C’mon, you can trust me!

Topic(s): trust

Topic: Organizational Justice, Job Performance, Trust
Publication
: Journal of Management
Article: The Relationship between being perceived as trustworthy and performance
Blogger: Larry Martinez

OK, so most of the research done on trustworthiness in the workplace has focused on whether or not you think that your coworkers and leaders are trustworthy and the related implications (if you don’t trust your boss you’ll be less likely to perform well for him or her).  But what about the other side of the coin?

Dirks and Skarlicki wanted to know how being perceived as trustworthy effects job performance – the idea being that if your coworkers think you are trustworthy, they’ll be more likely to offer you resources.

Well, that’s exactly what they found, but they broke it down into a bit more detail.  Consider the following two facets of trustworthiness:

Capability:  Do you have the ability to provide resources?

Integrity: Will you be fair and honest (specifically, will you return the favor if someone helps you out)?

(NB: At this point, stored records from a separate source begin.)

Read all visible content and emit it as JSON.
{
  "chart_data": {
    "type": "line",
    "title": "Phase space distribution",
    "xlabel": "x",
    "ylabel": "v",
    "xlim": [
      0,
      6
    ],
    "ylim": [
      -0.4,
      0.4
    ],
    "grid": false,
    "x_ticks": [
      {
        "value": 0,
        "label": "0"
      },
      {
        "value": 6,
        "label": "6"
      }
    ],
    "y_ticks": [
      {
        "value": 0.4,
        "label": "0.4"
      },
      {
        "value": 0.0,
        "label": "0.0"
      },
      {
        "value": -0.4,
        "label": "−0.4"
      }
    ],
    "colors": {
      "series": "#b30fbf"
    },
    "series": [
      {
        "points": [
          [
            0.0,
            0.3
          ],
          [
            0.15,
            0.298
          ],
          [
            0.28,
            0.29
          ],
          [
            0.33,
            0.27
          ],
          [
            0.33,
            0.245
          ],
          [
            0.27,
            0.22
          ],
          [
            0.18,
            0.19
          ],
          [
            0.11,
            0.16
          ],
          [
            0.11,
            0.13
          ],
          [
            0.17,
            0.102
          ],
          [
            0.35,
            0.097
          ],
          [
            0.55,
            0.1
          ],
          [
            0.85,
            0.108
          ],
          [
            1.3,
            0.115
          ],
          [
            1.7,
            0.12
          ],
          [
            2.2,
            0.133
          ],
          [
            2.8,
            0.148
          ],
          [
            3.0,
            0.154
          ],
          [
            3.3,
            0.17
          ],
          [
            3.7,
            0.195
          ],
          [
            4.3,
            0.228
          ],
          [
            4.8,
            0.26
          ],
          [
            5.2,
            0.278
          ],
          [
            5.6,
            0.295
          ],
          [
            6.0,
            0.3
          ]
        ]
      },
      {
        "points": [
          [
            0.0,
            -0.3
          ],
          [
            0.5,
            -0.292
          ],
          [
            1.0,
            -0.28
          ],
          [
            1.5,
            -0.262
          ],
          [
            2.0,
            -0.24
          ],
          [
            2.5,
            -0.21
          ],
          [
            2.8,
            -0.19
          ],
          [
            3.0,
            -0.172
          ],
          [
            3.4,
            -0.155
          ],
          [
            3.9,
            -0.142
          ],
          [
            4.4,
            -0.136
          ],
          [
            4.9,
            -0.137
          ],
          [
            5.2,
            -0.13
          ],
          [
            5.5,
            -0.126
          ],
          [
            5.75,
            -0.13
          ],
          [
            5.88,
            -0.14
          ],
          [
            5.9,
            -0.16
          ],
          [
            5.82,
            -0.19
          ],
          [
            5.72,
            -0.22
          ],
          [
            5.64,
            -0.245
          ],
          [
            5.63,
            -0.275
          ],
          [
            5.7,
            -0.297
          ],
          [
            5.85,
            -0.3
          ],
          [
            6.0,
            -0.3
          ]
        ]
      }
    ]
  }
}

The authors found that the interaction of those two variables predicted job performance.  That is, if your coworkers perceive you to be capable and fair, they’ll see you as being trustworthy and thus offer resources to you.  Those resources, which you most likely couldn’t have gotten on your own, help you do your own job better.  This relationship only held for employees who were considered to have both high integrity and high capability; the performance of employees with lower integrity scores did not change, regardless of how high their ‘capable’ ratings
were.

So, in an organization, leaders can focus on the potential performance benefits for being trustworthy (capable and fair/honest).  Training programs
would have to focus on both capability and integrity, since one or the other doesn’t have as strong of a stand-alone effect.